Games have just gotten too damn complicated today. There is something fully hedonistic of the classic beat-em up, and TMNT 4: Turtles and Time does it better than anyone else. Not only is it fun, but educational: history, evolution and art history all combined in one.
Featuring the Mario cast in an RPG format, this game is a throwback to when Nintendo and Square were on good terms and more so when Square was THE company for anything Role playing.
Sydlexia’s Ranking: #5/100 My Rating:
Mario was once just pixels on a screen — he moved from side-to-side and displayed a powerful red and blue sartorial combo, but you couldn’t really say you knew anything beyond that. The early Mario games were point A to B side-scrollers, and like how chess pieces have unique moves but no personality, you simply were scooting your square of pixelated art across the screen.
The Final Fantasy franchise made a killing on the Super Nintendo by turning those mundane patches of color into meaning. Final Fantasy 3/6 was the pinnacle point of characterization for the SNES (and maybe video games in general): there were 14 playable characters, each with their own motivations, fears and personalities. At the end of those games, you almost felt like you were saying goodbye to your friends since they had done such a good job at fleshing out those characters.
So who else would Nintendo trust when they wanted to turn their silent movie star into something more?

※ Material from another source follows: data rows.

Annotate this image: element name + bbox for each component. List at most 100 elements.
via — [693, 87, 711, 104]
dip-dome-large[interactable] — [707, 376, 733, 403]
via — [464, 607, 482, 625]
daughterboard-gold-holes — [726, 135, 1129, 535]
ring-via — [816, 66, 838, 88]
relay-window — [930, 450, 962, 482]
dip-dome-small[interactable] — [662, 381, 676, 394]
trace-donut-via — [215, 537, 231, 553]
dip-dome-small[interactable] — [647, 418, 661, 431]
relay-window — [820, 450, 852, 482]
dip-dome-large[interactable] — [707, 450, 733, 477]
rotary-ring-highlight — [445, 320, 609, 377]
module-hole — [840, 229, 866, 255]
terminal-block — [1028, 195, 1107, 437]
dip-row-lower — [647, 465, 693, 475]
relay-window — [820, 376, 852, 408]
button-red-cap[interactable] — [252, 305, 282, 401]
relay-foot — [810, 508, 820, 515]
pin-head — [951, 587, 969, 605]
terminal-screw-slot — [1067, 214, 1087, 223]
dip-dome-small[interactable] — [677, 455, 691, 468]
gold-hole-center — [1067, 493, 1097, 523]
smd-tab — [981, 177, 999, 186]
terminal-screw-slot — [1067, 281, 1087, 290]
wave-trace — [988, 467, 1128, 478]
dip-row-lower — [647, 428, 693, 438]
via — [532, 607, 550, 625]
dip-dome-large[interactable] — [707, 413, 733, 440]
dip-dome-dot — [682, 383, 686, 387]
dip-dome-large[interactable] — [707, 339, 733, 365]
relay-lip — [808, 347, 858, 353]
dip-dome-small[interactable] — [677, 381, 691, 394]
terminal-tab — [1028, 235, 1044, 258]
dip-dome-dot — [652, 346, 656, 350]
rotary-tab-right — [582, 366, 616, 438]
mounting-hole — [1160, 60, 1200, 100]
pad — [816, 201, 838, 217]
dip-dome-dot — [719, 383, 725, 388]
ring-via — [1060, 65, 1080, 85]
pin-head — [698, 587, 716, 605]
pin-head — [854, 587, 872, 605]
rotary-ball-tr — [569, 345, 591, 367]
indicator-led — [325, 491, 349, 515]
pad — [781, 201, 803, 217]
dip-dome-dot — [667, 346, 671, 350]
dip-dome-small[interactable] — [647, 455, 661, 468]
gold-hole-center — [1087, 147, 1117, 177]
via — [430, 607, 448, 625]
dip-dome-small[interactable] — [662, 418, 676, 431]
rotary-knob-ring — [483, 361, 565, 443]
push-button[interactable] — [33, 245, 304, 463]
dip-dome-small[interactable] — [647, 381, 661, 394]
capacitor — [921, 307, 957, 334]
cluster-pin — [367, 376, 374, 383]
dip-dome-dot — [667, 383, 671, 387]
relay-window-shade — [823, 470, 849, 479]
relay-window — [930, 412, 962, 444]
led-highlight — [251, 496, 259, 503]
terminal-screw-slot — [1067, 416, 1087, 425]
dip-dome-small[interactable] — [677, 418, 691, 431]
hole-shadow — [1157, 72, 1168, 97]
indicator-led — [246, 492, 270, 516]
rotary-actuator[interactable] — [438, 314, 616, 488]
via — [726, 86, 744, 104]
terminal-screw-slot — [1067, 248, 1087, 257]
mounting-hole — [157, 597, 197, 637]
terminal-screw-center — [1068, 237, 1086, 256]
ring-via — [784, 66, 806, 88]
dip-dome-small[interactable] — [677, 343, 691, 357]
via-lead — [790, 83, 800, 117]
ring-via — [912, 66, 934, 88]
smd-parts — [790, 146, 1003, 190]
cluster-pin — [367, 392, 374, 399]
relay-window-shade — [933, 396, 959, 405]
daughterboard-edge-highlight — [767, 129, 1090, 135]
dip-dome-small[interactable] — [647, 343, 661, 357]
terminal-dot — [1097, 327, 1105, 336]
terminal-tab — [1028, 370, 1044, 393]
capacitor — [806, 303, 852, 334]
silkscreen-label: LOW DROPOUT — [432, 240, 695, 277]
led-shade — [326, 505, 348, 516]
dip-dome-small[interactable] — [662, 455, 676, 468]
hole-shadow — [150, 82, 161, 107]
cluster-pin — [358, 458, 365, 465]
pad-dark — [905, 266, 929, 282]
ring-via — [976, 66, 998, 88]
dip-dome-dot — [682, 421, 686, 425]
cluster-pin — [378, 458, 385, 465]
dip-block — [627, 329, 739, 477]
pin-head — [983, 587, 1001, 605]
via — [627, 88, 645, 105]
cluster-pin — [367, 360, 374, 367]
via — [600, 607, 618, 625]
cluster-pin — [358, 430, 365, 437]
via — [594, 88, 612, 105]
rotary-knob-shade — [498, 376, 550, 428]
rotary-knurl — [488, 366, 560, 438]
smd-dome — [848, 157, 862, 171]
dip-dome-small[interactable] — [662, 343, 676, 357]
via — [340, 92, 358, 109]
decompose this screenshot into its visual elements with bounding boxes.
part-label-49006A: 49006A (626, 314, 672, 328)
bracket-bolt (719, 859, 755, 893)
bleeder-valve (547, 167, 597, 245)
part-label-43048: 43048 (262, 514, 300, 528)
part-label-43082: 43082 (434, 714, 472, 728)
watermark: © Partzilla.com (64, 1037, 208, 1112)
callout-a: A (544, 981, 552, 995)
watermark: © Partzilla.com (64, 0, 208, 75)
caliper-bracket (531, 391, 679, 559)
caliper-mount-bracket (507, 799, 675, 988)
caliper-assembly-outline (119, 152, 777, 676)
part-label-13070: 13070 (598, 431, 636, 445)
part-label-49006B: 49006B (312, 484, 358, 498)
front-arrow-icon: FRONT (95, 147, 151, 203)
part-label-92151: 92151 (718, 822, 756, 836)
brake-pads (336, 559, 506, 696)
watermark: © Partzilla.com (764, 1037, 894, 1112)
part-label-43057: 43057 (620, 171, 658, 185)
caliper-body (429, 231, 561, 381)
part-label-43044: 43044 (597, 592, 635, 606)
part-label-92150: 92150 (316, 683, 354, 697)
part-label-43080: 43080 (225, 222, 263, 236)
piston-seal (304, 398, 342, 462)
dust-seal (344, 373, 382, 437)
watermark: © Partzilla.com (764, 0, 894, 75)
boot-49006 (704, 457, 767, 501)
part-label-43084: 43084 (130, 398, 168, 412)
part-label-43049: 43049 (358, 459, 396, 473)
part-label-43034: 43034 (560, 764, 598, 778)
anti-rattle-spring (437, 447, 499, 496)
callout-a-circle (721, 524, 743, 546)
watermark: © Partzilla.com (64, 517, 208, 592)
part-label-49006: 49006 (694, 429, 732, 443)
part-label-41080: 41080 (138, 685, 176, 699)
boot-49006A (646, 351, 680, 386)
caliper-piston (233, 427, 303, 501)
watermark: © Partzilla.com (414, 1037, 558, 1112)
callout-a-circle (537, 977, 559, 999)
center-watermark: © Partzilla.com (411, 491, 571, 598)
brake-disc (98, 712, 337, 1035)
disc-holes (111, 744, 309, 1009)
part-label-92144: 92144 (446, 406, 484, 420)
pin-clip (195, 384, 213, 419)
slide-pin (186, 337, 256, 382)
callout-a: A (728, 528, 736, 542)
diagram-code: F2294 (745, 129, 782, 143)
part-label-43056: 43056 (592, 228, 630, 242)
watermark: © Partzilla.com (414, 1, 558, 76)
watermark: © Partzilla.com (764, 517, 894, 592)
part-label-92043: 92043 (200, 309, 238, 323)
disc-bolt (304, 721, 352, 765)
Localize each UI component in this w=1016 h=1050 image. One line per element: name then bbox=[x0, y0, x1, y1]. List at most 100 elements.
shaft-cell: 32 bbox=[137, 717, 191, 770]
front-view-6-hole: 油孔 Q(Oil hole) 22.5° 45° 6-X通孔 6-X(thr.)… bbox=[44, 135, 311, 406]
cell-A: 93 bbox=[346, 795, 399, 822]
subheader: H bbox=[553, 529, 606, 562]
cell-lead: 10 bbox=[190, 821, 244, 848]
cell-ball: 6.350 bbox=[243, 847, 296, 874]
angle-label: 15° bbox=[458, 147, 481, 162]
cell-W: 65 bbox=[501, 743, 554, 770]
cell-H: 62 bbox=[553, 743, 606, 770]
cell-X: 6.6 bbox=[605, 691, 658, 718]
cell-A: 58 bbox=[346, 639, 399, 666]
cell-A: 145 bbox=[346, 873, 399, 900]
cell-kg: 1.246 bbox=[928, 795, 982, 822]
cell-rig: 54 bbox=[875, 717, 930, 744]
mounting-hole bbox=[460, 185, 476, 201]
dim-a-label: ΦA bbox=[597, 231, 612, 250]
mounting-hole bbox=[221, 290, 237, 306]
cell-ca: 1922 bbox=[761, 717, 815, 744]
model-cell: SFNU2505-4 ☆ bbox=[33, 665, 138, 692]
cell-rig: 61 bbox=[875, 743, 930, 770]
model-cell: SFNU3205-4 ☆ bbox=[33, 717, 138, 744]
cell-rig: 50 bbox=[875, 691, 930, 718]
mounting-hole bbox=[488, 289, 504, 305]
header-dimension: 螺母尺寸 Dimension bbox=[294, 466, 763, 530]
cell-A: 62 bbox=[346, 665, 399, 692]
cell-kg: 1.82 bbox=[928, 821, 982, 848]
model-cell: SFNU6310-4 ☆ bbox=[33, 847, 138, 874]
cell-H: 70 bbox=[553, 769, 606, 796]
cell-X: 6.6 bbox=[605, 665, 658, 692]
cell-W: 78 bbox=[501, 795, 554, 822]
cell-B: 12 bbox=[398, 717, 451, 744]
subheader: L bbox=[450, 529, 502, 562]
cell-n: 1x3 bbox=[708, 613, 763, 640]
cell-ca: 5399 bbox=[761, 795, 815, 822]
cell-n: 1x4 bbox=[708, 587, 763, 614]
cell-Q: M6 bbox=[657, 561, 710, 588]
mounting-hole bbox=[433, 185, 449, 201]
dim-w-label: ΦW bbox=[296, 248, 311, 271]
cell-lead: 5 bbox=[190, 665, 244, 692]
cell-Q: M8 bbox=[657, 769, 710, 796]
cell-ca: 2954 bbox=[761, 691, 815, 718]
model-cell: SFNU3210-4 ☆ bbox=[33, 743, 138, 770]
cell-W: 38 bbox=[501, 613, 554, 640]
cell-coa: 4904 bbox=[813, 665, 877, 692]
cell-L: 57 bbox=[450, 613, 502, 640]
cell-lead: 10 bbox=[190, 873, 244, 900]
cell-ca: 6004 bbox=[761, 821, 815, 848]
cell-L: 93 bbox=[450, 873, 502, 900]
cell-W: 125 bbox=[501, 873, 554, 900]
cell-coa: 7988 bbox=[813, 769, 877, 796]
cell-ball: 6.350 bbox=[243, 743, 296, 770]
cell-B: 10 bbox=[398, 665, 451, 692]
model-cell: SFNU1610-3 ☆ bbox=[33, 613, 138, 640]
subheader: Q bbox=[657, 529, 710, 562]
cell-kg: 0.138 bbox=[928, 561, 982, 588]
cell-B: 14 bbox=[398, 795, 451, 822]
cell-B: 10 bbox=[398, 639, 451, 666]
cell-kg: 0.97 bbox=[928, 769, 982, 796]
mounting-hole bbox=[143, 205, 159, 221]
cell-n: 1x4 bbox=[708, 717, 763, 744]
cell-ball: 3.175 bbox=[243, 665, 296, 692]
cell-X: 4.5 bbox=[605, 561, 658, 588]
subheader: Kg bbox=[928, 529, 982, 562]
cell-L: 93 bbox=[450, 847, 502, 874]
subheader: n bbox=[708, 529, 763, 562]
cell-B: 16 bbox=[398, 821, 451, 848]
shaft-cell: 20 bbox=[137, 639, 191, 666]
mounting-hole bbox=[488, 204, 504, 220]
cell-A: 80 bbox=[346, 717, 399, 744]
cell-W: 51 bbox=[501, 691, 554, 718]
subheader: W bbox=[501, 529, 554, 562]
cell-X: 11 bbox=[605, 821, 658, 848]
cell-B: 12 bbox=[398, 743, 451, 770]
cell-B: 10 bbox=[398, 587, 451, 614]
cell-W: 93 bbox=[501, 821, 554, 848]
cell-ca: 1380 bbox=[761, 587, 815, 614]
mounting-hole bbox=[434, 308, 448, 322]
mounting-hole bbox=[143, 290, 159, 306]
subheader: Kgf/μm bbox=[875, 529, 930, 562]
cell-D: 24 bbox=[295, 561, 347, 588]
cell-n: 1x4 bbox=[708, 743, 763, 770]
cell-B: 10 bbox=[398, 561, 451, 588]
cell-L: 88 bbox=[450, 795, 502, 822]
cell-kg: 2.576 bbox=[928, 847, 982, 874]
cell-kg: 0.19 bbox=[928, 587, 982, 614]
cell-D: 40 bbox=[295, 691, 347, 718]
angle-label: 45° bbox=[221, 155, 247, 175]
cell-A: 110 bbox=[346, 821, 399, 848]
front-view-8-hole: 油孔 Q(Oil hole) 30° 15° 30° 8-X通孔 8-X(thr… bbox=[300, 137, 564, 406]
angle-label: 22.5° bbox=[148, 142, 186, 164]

Sydlexia’s Ranking: #19/100 Developer: Rare My Rating:
This has always been a down low favorite game of mine, and it has a lot to do with all the secrets that are so enticing to find. Diddy Kong’s Quest offered the original Xbox Achievements as each level is scattered with hidden DK coins and tokens. I feel like this was the first time that someone considered replay value beyond a stale rerun through the same levels.
DK2 has the usual quirkiness that the game traditionally brings: a little bit of culture, bizarre animal enemies, and adult Kongs that have their own unique angles. Cranky Kong is probably a favorite as he chastises the player for having it so much easier than earlier gamers (arcade and NES era) and breaks the fourth wall a little bit. This always gave the game a boost of flare and made it more rememberable.
Sydlexia’s Ranking: #80/100 Developer: Hal Laboratory Rating:
I have a soft spot for the puzzle genre in video games. I think it’s video gaming at its best: no story nor plot, just some basic mechanics that completely twist your brain. I admire people who can turn a few simple rules into extremely engrossing mind riddles while inducing an effort headache as you try and solve them.
This is the Adventures of Lolo in a nutshell: couple of blocks, couple of buttons and couple of enemies, but put all together an extremely enjoyable game. There is a little bit of a backstory, as you play as Lolo trying to save Lala who has been kidnapped by the evil Eggers (view the above image if you need the emotional coloring). Lolo then has to go through 50 rooms of puzzles to save his princess.